Un poco después de eso, la señora Widdup entró en la habitación del inválido.
"¿Llamó, señor?", preguntó ella, sonriendo en varios lugares. "Le pedí a Higgins que fuera a la farmacia, y pensé que escuché su timbre."
"No lo hice", dijo el señor Coulson.
"Me temo", dijo la señora Widdup, "que lo interrumpí, señor, ayer cuando estaba a punto de decir algo."
"¿Cómo es, señora Widdup", dijo el anciano Coulson severamente, "que encuentro tan frío en esta casa?"
"¿Frío, señor?", dijo la ama de llaves, "porque, ahora que lo menciona, sí parece frío en esta habitación. Pero, afuera está tan cálido y agradable como junio, señor. Y cómo este clima parece hacer que el corazón salte fuera del corpiño, señor. Y la hiedra toda brotada en el costado de la casa, y los organillos tocando, y los niños bailando en la acera -- es un gran momento para expresar lo que está en el corazón. Usted decía ayer, señor -- "
"¡Mujer!", rugió el señor Coulson; "eres una tonta.
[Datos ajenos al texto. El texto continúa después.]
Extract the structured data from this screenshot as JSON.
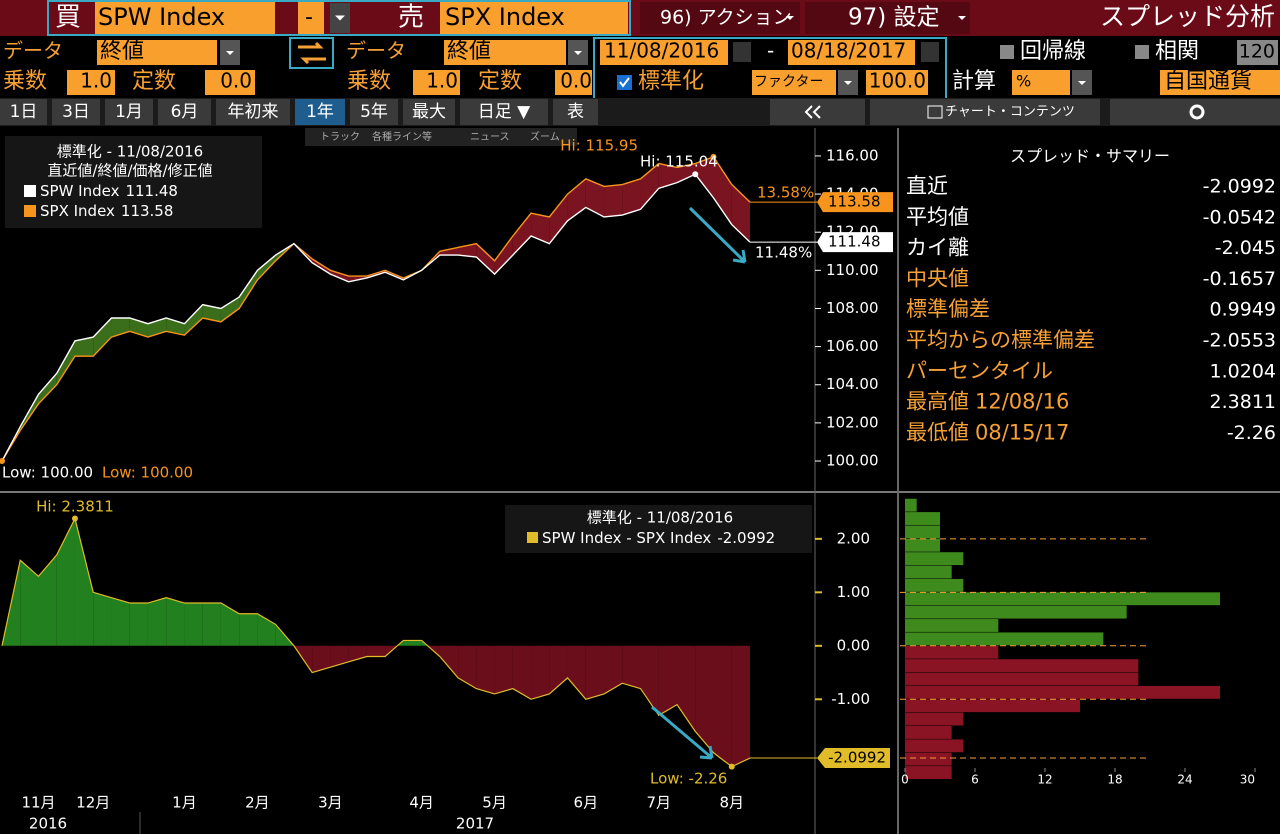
{
  "toolbar": {
    "buy_label": "買",
    "buy_ticker": "SPW Index",
    "dash": "-",
    "sell_label": "売",
    "sell_ticker": "SPX Index",
    "action_menu": "96) アクション",
    "settings_menu": "97) 設定",
    "page_title": "スプレッド分析",
    "buy_data_label": "データ",
    "buy_data_value": "終値",
    "sell_data_label": "データ",
    "sell_data_value": "終値",
    "start_date": "11/08/2016",
    "date_sep": "-",
    "end_date": "08/18/2017",
    "regression": "回帰線",
    "correlation": "相関",
    "correlation_window": "120",
    "buy_mult_label": "乗数",
    "buy_mult": "1.0",
    "buy_const_label": "定数",
    "buy_const": "0.0",
    "sell_mult_label": "乗数",
    "sell_mult": "1.0",
    "sell_const_label": "定数",
    "sell_const": "0.0",
    "normalize": "標準化",
    "factor_label": "ファクター",
    "factor": "100.0",
    "calc_label": "計算",
    "calc_value": "%",
    "currency": "自国通貨"
  },
  "range_buttons": [
    "1日",
    "3日",
    "1月",
    "6月",
    "年初来",
    "1年",
    "5年",
    "最大",
    "日足 ▼",
    "表"
  ],
  "chart_tools": [
    "トラック",
    "各種ライン等",
    "ニュース",
    "ズーム"
  ],
  "content_menu": "チャート・コンテンツ",
  "summary": {
    "title": "スプレッド・サマリー",
    "rows": [
      {
        "label": "直近",
        "value": -2.0992
      },
      {
        "label": "平均値",
        "value": -0.0542
      },
      {
        "label": "カイ離",
        "value": -2.045
      },
      {
        "label": "中央値",
        "value": -0.1657
      },
      {
        "label": "標準偏差",
        "value": 0.9949
      },
      {
        "label": "平均からの標準偏差",
        "value": -2.0553
      },
      {
        "label": "パーセンタイル",
        "value": 1.0204
      },
      {
        "label": "最高値",
        "date": "12/08/16",
        "value": 2.3811
      },
      {
        "label": "最低値",
        "date": "08/15/17",
        "value": -2.26
      }
    ]
  },
  "chart_data": [
    {
      "type": "line",
      "legend_title": "標準化 - 11/08/2016",
      "legend_subtitle": "直近値/終値/価格/修正値",
      "series": [
        {
          "name": "SPW Index",
          "color": "#ffffff",
          "values": [
            100,
            101.8,
            103.5,
            104.6,
            106.3,
            106.5,
            107.5,
            107.5,
            107.2,
            107.5,
            107.2,
            108.2,
            108.0,
            108.6,
            110.0,
            110.8,
            111.4,
            110.4,
            109.8,
            109.4,
            109.6,
            109.9,
            109.5,
            110.0,
            110.8,
            110.8,
            110.7,
            109.8,
            110.8,
            111.8,
            111.4,
            112.6,
            113.3,
            112.8,
            112.9,
            113.2,
            114.3,
            114.6,
            115.04,
            113.8,
            112.4,
            111.48
          ]
        },
        {
          "name": "SPX Index",
          "color": "#f7941d",
          "values": [
            100,
            101.6,
            103.0,
            104.0,
            105.5,
            105.5,
            106.5,
            106.8,
            106.5,
            106.8,
            106.6,
            107.5,
            107.3,
            108.0,
            109.5,
            110.5,
            111.4,
            110.6,
            110.0,
            109.7,
            109.7,
            110.0,
            109.6,
            110.0,
            111.0,
            111.2,
            111.4,
            110.5,
            111.8,
            113.0,
            112.8,
            114.0,
            114.8,
            114.4,
            114.5,
            114.8,
            115.6,
            115.4,
            115.6,
            115.95,
            114.5,
            113.58
          ]
        }
      ],
      "fill_colors": {
        "positive": "#3b6e1a",
        "negative": "#7a1420"
      },
      "ylim": [
        98.48,
        117.36
      ],
      "yticks": [
        {
          "value": 100,
          "label": "100.00"
        },
        {
          "value": 102,
          "label": "102.00"
        },
        {
          "value": 104,
          "label": "104.00"
        },
        {
          "value": 106,
          "label": "106.00"
        },
        {
          "value": 108,
          "label": "108.00"
        },
        {
          "value": 110,
          "label": "110.00"
        },
        {
          "value": 112,
          "label": "112.00"
        },
        {
          "value": 114,
          "label": "114.00"
        },
        {
          "value": 116,
          "label": "116.00"
        }
      ],
      "annotations": {
        "spx_high": "Hi: 115.95",
        "spw_high": "Hi: 115.04",
        "spw_low": "Low: 100.00",
        "spx_low": "Low: 100.00",
        "spx_change": "13.58%",
        "spw_change": "11.48%"
      }
    },
    {
      "type": "area",
      "legend_title": "標準化 - 11/08/2016",
      "categories": [
        null,
        null,
        "11月",
        null,
        null,
        "12月",
        null,
        null,
        null,
        null,
        "1月",
        null,
        null,
        null,
        "2月",
        null,
        null,
        null,
        "3月",
        null,
        null,
        null,
        null,
        "4月",
        null,
        null,
        null,
        "5月",
        null,
        null,
        null,
        null,
        "6月",
        null,
        null,
        null,
        "7月",
        null,
        null,
        null,
        "8月",
        null
      ],
      "years": [
        "2016",
        "2017"
      ],
      "series": [
        {
          "name": "SPW Index - SPX Index",
          "color": "#e0bc2a",
          "values": [
            0,
            1.6,
            1.3,
            1.7,
            2.3811,
            1.0,
            0.9,
            0.8,
            0.8,
            0.9,
            0.8,
            0.8,
            0.8,
            0.6,
            0.6,
            0.4,
            0.0,
            -0.5,
            -0.4,
            -0.3,
            -0.2,
            -0.2,
            0.1,
            0.1,
            -0.2,
            -0.6,
            -0.8,
            -0.9,
            -0.8,
            -1.0,
            -0.9,
            -0.6,
            -1.0,
            -0.9,
            -0.7,
            -0.8,
            -1.3,
            -1.1,
            -1.6,
            -2.0,
            -2.26,
            -2.0992
          ]
        }
      ],
      "fill_colors": {
        "positive": "#23801f",
        "negative": "#6b0e1c"
      },
      "ylim": [
        -2.79,
        2.82
      ],
      "yticks": [
        {
          "value": 2,
          "label": "2.00"
        },
        {
          "value": 1,
          "label": "1.00"
        },
        {
          "value": 0,
          "label": "0.00"
        },
        {
          "value": -1,
          "label": "-1.00"
        }
      ],
      "annotations": {
        "high": "Hi: 2.3811",
        "low": "Low: -2.26"
      }
    },
    {
      "type": "histogram",
      "bins": [
        -2.5,
        -2.25,
        -2,
        -1.75,
        -1.5,
        -1.25,
        -1,
        -0.75,
        -0.5,
        -0.25,
        0,
        0.25,
        0.5,
        0.75,
        1,
        1.25,
        1.5,
        1.75,
        2,
        2.25,
        2.5,
        2.75
      ],
      "counts": [
        4,
        4,
        5,
        4,
        5,
        15,
        27,
        20,
        20,
        8,
        17,
        8,
        19,
        27,
        5,
        4,
        5,
        3,
        3,
        3,
        1
      ],
      "colors": {
        "positive": "#3f8a1c",
        "negative": "#8a1424"
      },
      "xlim": [
        0,
        30
      ],
      "xticks": [
        0,
        6,
        12,
        18,
        24,
        30
      ]
    }
  ]
}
Te pago para que cuides esta casa. Me estoy muriendo de frío en mi propia habitación, y vienes a divagar sobre hiedra y organillos. Consígueme un abrigo de inmediato. Asegúrate de que todas las puertas y ventanas estén cerradas abajo. ¡Un objeto viejo, gordo, irresponsable y parcial como tú parloteando sobre la primavera y las flores en medio del invierno! Cuando Higgins regrese, dile que me traiga un ponche de ron caliente. ¡Y ahora sal!"
Pero, ¿quién avergonzará el rostro brillante de mayo? Pícaro aunque sea y perturbador de la paz de hombres sensatos, ni la astucia de vírgenes prudentes ni el almacenamiento en frío la harán inclinar su cabeza en la brillante galaxia de los meses.
Oh, sí, la historia no estaba del todo terminada.
Pasó una noche, y Higgins ayudó al anciano Coulson por la mañana a su silla junto a la ventana. El frío de la habitación había desaparecido. Olores celestiales y suave fragancia entraron.
Entró apresurada la señora Widdup, y se paró junto a su silla. El señor Coulson extendió su mano huesuda y agarró la suya, carnosa.
"Señora Widdup", dijo, "esta casa no sería un hogar sin usted. Tengo medio millón de dólares. Si eso y el verdadero afecto de un corazón ya no en su primavera, pero aún no frío, pudieran -- "
"Descubrí qué lo hacía tan frío", dijo la señora Widdup, apoyándose en su silla. "Era hielo -- toneladas de él -- en el sótano y en la sala de calderas, por todas partes. Cerré los registros por donde entraba a su habitación, señor Coulson, pobre alma. Y ahora es de nuevo mayo."
"Un corazón verdadero", continuó el anciano Coulson, un poco divagando, "que la primavera ha vuelto a la vida, y -- pero, ¿qué dirá mi hija, señora Widdup?"
"No tema, señor", dijo la señora Widdup, alegremente. "La señorita Coulson, ella se fugó con el hombre del hielo anoche, señor."